My way of introducing structure to this step is by following the same structure that has been used for years in medical training - requiring the following components - Overview, Presentation, Assessment, Plan and Prognosis. Each component is expected to contain at-least one or two lines of clinical knowledge that was synthesized by clinicians (preferably by a panel) with medical knowledge, harvested from authoritative sources like medical text books.
Here are some examples I wrote for phenotyping purposes:
Overview: Vitiligo is the most frequent cause of acquired depigmentation disorder of skin that is characterized by development of well-defined white macules on the skin.
Presentation: Vitiligo typically presents with asymptomatic patches of skin that is milky/chalky white in color without signs of inflammation. Although it can appear at any age or anywhere on the body, it has predilection for the face, around orifices, in genitals, and hands. Depigmentation of hair may also occur. Most commonly Vitiligo is non-segmental but can be segmental too especially around the trigeminal nerve distribution.

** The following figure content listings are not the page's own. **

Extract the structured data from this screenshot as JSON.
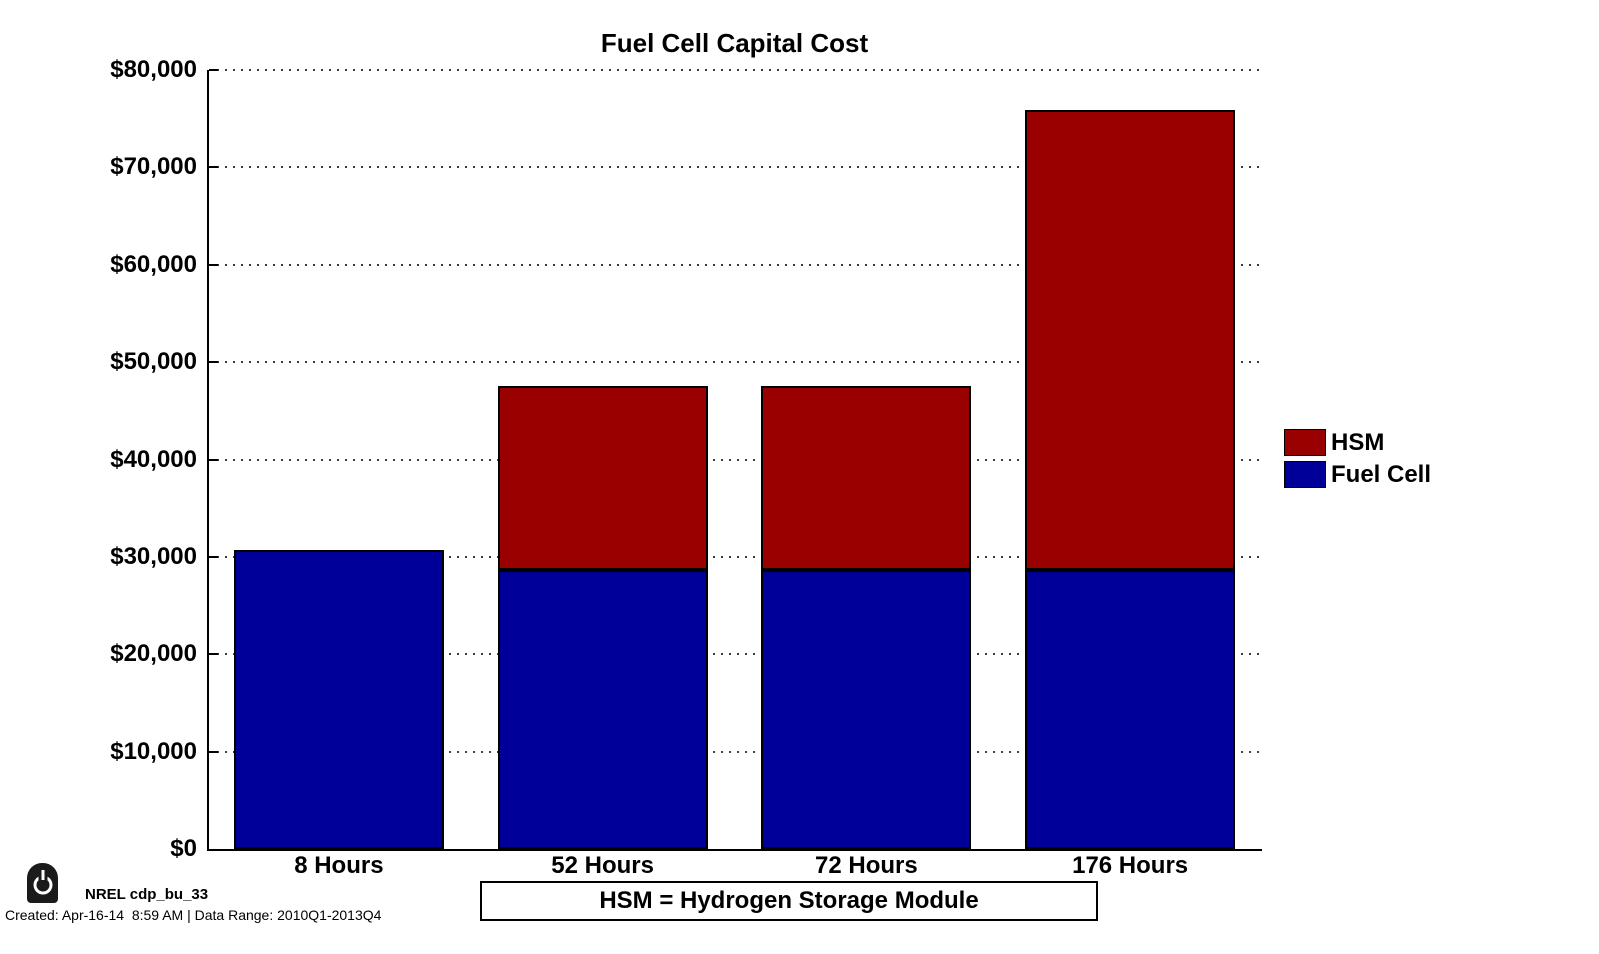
{
  "title": "Fuel Cell Capital Cost",
  "chart_data": {
    "type": "bar",
    "stacked": true,
    "title": "Fuel Cell Capital Cost",
    "categories": [
      "8 Hours",
      "52 Hours",
      "72 Hours",
      "176 Hours"
    ],
    "series": [
      {
        "name": "Fuel Cell",
        "color": "#000099",
        "values": [
          30700,
          28700,
          28700,
          28700
        ]
      },
      {
        "name": "HSM",
        "color": "#990000",
        "values": [
          0,
          18900,
          18900,
          47200
        ]
      }
    ],
    "stack_totals": [
      30700,
      47600,
      47600,
      75900
    ],
    "xlabel": "",
    "ylabel": "",
    "ylim": [
      0,
      80000
    ],
    "yticks": [
      {
        "value": 0,
        "label": "$0"
      },
      {
        "value": 10000,
        "label": "$10,000"
      },
      {
        "value": 20000,
        "label": "$20,000"
      },
      {
        "value": 30000,
        "label": "$30,000"
      },
      {
        "value": 40000,
        "label": "$40,000"
      },
      {
        "value": 50000,
        "label": "$50,000"
      },
      {
        "value": 60000,
        "label": "$60,000"
      },
      {
        "value": 70000,
        "label": "$70,000"
      },
      {
        "value": 80000,
        "label": "$80,000"
      }
    ],
    "grid": "horizontal-dotted",
    "legend_position": "right-outside"
  },
  "legend": {
    "items": [
      {
        "label": "HSM",
        "color": "#990000"
      },
      {
        "label": "Fuel Cell",
        "color": "#000099"
      }
    ]
  },
  "note_box": {
    "text": "HSM = Hydrogen Storage Module"
  },
  "footer": {
    "icon": "power-icon",
    "source": "NREL cdp_bu_33",
    "created": "Created: Apr-16-14  8:59 AM | Data Range: 2010Q1-2013Q4"
  },
  "colors": {
    "hsm": "#990000",
    "fuel_cell": "#000099",
    "axis": "#000000",
    "background": "#ffffff"
  }
}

Assessment: Clinical diagnosis is straightforward based on history and clinical examination. Routine skin biopsy is not needed.
Plan: If rapid progression is suspected, low-dose oral corticosteroids. Phototherapy may cause stabilization.

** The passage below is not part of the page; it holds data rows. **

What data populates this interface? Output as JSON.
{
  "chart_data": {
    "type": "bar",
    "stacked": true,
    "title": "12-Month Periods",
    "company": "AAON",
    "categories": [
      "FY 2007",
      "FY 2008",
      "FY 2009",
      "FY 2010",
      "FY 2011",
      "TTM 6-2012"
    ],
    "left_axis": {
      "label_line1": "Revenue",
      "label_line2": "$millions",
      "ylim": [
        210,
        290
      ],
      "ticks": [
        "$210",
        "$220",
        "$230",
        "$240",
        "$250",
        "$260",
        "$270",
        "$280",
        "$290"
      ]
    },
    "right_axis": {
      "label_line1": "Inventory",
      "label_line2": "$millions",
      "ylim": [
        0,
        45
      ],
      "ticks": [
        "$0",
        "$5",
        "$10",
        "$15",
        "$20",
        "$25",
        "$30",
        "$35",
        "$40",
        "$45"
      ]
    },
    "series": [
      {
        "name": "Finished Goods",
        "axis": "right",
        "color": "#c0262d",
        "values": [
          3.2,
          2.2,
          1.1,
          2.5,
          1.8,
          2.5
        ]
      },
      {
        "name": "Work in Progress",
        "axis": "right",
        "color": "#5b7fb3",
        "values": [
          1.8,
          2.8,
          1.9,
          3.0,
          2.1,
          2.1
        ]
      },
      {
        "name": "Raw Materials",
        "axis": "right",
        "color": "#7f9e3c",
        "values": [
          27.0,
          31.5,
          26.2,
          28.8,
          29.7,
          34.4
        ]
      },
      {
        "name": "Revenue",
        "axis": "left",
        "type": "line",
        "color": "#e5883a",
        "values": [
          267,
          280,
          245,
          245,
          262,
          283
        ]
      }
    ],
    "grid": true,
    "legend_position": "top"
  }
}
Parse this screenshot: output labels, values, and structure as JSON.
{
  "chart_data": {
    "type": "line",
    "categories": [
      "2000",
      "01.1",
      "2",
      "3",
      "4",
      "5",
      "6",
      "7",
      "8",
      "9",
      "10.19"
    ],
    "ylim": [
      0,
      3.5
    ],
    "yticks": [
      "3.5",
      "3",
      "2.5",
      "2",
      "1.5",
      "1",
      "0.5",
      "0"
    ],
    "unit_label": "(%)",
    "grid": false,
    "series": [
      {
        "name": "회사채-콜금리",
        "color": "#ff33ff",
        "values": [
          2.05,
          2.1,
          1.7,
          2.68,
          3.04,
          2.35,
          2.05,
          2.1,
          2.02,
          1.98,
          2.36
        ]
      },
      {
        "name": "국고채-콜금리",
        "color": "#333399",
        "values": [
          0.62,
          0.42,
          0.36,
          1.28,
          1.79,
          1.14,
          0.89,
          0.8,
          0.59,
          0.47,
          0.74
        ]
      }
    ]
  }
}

Prognosis: Clinical course is variable, may remain stable or slowly progress – with extent and distribution changing over lifetime.
Chronic lymphoid leukemia:
Overview: Mature B cell neoplasm characterized by a progressive accumulation of monoclonal B lymphocytes. Similar to non-Hodgkins lymphoma SLL, but the key difference is that this disease manifests primarily in blood, while SLL in primarily lymph node.
Presentation: Most commonly asymptomatic and detected on routine blood test with abnormal lymphocytosis. Occasionally there may be constitutional symptoms like unexplained weight loss, fevers, night sweats, fatigue. CLL does not have lymphadenopathy while non-HL/SLL does.
Assessment: Suspected when there is absolute lymphocytosis on peripheral smear. peripheral blood/bone marrow cell counts, immunophenotypic analysis (flow cytometry), bone marrow biopsy/aspirate, lymph node biopsy/aspirate, spleen.
Plan: Depends on activity of disease/stage; the disease is extremely heterogenous. Nodal disease may involve radiation therapy. There is no single agreed first line therapy.
Prognosis: Chronic disease but may be asymptomatic with minimal progression, or may progress quickly
Overview: is a rare disease affecting middle aged adults most commonly affecting skin as pruritic, purple, polygonal and papular lesions lasting a few millimeters each, that may coalesce to forms large lesions over time. Common areas of extremities, scalp and genitalia. It may also involve the mucus members of the oral cavity and esophagus. It is commonly associated with hepatitis C.
Presentation: development of pruritic, purple, polygonal, papular lesions in the extremities that are few millimeters in size.
Assessment: clinical examination, no specific testing
Plan: no recommended treatment. Options include corticosteroids, phototherapy.
Prognosis: commonly remits over few years
We cannot phenotype decision:
For me the main indication is - if clinicians are unable to clearly write the clinical idea in this structure - then more than likely this is something we cannot phenotype. Also - if a (panel of) clinician are unable to agree on the clinical description - then we cannot phenotype.